Pendant ce temps, l’entreprise titulaire peut faire valoir une exclusivité pour son nouveau produit.
d) Communiquer sur le portefeuille
Pour les entreprises de grande taille, on pourra mettre en oeuvre à grande échelle la politique d’un dépôt français permettant d’obtenir rapidement un titre à des fins promotionnelles, et d’un dépôt européen ou américain à procédure longue pour, le cas échéant, adapter sa protection aux produits concurrents.
Exemple de communication d’entreprise innovante basée sur la croissance du nombre de dépôts
En parallèle, la politique innovante de la société est mise en avant en communiquant sur le nombre de brevets déposés (cf. figure 4), ou le nombre de brevets délivrés.
Seuls les tiers avisés savent que ces statistiques peuvent parfois être trompeuses. Le nombre de brevets déposés n’est pas forcément révélateur : un même dépôt peut conduire à la délivrance de 20 titres de propriété intellectuelle à travers le monde, ou être abandonné sans donner la moindre délivrance. Le nombre de brevets délivrés n’est pas révélateur : les brevets délivrés aujourd’hui peuvent avoir été déposés pour certains trois ans auparavant, ou dix à douze ans auparavant.

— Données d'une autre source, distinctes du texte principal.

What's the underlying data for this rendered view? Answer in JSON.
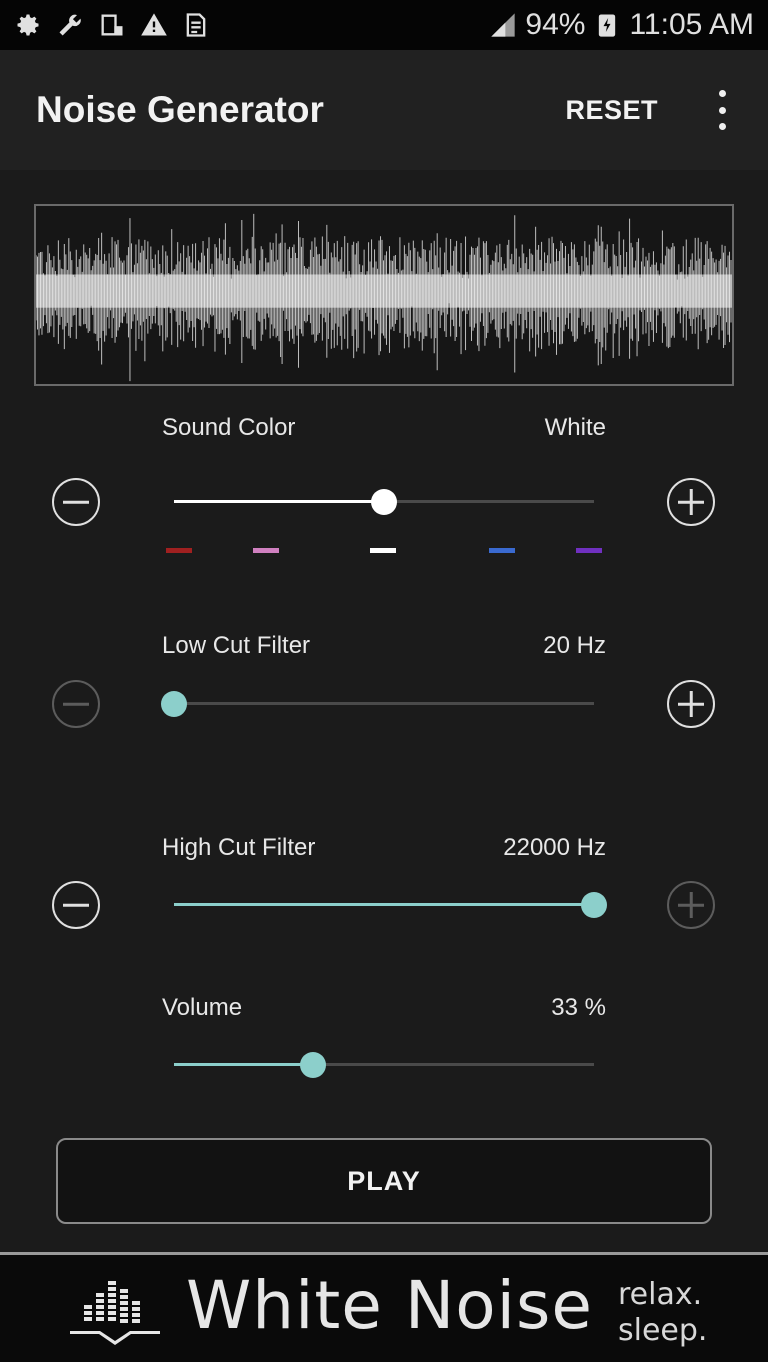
{
  "status_bar": {
    "battery": "94%",
    "time": "11:05 AM",
    "left_icons": [
      "gear-icon",
      "wrench-icon",
      "device-icon",
      "warning-icon",
      "document-icon"
    ],
    "right_icons": [
      "signal-icon",
      "battery-saver-icon"
    ]
  },
  "app_bar": {
    "title": "Noise Generator",
    "reset_label": "RESET",
    "menu_icon": "more-vert-icon"
  },
  "controls": {
    "sound_color": {
      "label": "Sound Color",
      "value": "White",
      "position": 0.5,
      "color_marks": [
        "#a02020",
        "#d080c0",
        "#ffffff",
        "#3a6ad0",
        "#7030c0"
      ]
    },
    "low_cut": {
      "label": "Low Cut Filter",
      "value": "20 Hz",
      "position": 0.0
    },
    "high_cut": {
      "label": "High Cut Filter",
      "value": "22000 Hz",
      "position": 1.0
    },
    "volume": {
      "label": "Volume",
      "value": "33 %",
      "position": 0.33
    }
  },
  "play_label": "PLAY",
  "ad": {
    "title": "White Noise",
    "tagline_1": "relax.",
    "tagline_2": "sleep."
  },
  "colors": {
    "accent": "#8ccfcb",
    "thumb_white": "#ffffff",
    "background": "#1b1b1b"
  }
}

e) Évaluer les frais de développement d’un produit concurrent
Pour évaluer un brevet, on pourra classiquement commencer par étudier sa portée, et s’il couvre un produit commercialisé par l’entreprise, voire par un concurrent. Si le brevet ne couvre aucun produit de concurrents, cela peut être que celui-ci n’offre aucun avantage notable au produit. Cela peut au contraire être parce que les concurrents ont pris le soin d’étudier et de contourner ce brevet. À ce titre, l’étude des produits du concurrent pourra s’avérer riche d’enseignements. Si celui-ci a dû développer un procédé plus coûteux pour contourner le brevet, l’abandon de ce dernier, même s’il n’était à proprement parler pas reproduit, serait à coup sûr une perte de valeur.
f) Obtenir la liberté d’exploitation
Extrait d’un brevet ancien de vélocipède
Contrairement à quelques idées reçues, un titulaire de brevet n’est pas nécessairement libre d’exploiter un produit objet du brevet. Le brevet n’est en effet pas un droit de faire, mais un droit d’interdire à autrui de faire.
À titre d’exemple si, en des temps immémoriaux, la société Z avait inventé la roue, et l’avait brevetée (cf. figure 1), et si, dans les vingt ans, la société Y avait inventé la bicyclette, et l’avait brevetée (cf. figure 5) (la bicyclette étant par essence brevetable par rapport à la roue), alors Z aurait pu empêcher Y de mettre des roues dans sa bicyclette, ce qui rend la commercialisation par Y de la bicyclette brevetée fortement compromise.
On en arrive donc à une situation de blocage puisqu’aucune des deux sociétés ne peut commercialiser librement la bicyclette, sauf accord entre Y et Z.
Y aura toutefois été bien inspirée de breveter son invention de la bicyclette, pour empêcher Z d’en produire en toute impunité, si Y n’avait pas été en mesure de garder le secret sur son invention. Breveter la bicyclette permet donc à Y de disposer d’une monnaie d’échange dans le cadre de ses relations avec Z, en attendant la mort du brevet sur la roue, ou même avant en cas d’accord.
Conclusion
Il est rare qu’on puisse attribuer à un brevet un revenu. Toutefois, celui-ci peut quand même être une source de valeur pour l’entreprise. Ci-dessus, quelques schémas ont été décrits. La valeur d’un brevet s’évalue toutefois de manière très variable selon la personne qui cherche à évaluer, le but de l’évaluation, ou l’instant de celle-ci.